The suspicions was further heightened by the previous records of human right abuses against activists, most especially environmental defenders in Indonesia. Siregar had supposedly received multiple death threats, connected to his active opposition to a hydropower plant project. The police report was refuted by his family and fellow activists. It was suspected that the head injury he sustained was a result of having been beaten rather than a motorbike accident or in an attack by bike-riding robbers, as reported in the preliminary police reports because he had no body injury. This was further backed by the medical opinion of Dr Poaradda Nababan, a surgeon and a member of North Sumatra Province Legislative Assembly, who argued that Siregar's injuries did not correlate with the traffic accident.
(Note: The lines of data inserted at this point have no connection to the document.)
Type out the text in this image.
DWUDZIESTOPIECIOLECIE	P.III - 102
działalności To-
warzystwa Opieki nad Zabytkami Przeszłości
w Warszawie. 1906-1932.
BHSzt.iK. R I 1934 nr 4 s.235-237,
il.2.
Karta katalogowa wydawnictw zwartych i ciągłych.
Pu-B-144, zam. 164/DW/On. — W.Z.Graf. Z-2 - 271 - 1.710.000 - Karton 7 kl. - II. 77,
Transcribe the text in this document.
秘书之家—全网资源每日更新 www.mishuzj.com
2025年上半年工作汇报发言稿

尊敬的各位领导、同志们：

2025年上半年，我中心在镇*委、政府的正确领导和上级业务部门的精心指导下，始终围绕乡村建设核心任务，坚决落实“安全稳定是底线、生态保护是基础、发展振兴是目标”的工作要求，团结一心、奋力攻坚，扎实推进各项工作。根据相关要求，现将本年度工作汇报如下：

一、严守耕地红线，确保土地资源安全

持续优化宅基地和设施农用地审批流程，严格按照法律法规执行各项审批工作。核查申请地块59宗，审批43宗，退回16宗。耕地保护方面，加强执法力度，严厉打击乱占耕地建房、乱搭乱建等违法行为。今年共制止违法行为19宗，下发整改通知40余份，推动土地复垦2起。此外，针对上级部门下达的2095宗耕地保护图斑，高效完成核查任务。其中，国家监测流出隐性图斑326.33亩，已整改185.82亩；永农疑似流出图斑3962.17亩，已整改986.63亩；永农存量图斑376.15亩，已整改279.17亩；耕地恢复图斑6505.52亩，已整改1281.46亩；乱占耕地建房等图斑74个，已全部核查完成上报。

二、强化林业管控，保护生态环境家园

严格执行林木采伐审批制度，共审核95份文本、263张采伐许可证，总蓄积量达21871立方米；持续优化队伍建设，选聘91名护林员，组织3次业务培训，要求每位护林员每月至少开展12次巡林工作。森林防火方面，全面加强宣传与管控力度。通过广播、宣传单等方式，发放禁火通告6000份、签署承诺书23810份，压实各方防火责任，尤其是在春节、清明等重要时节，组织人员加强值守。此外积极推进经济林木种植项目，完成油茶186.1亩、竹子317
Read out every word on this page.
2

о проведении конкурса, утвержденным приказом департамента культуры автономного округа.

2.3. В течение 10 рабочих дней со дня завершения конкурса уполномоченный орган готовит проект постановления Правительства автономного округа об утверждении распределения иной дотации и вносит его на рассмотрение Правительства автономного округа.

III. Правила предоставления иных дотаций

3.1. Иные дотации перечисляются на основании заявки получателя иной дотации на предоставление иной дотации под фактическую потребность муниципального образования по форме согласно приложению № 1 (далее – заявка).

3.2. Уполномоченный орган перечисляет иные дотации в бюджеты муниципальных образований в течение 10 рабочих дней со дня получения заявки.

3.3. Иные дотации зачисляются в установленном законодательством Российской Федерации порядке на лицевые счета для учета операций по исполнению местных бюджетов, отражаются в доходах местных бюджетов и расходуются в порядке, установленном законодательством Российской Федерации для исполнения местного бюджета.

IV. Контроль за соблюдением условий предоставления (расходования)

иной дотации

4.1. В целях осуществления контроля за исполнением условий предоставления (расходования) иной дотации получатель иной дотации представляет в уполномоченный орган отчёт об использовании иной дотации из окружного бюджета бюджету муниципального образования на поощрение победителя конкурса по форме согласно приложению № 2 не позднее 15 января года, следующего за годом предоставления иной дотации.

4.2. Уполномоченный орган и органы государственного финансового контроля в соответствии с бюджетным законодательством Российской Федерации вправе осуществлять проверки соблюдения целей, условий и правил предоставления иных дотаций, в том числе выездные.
Family and friends also suspected that right-eye bruises on his body seemed to be from a hard, direct blow. The possibility of violent theft was also contested by his fellow activists that his motorbike should have been stolen along with his missing personal belongings. The said road on which he was found was reported by his colleagues in WALHI to have no traffic route that could relate with the police's accident story. They also suspected the autopsy conducted by the doctor chosen by the police and that the autopsy was carried out after having been bathed and embalmed. The clothes found on Siregar's unconscious body contained mud and wet soil, despite the fact that the place where he was found was paved, without soil nearby; This further strengthens the argument by family and fellow activists that someone was trying to cover up by dropping his body by the road side after being assaulted elsewhere.

In September, Siregar received an invitation to provide further clarification to his report of misconduct of the Sumatra Police from the Professional and Security Division (Propam) Mabes POLRI. Andi Muhammad Rezaldy, a legal and human rights advocate working with the Commission for Missing Persons and Victims of Violence (Kontras) said the police refused their request to have access to the official documents relating to the death of Siregar. There are also questions regarding the police non-disclosure of the details of the traffic accident analysis that leads to their conclusion about how Siregar die.

== Remembrance of Siregar’s death ==
On October 17, WALHI joined the Kamisan event, a weekly silent protest organized since 2007 against human right abuses and to honor deaths of human right activists and university students during the new order era, to commemorate the death of Siregar. Environmentalists around the world mourned Siregar's death and acknowledged his contributions to environmental and human right movement.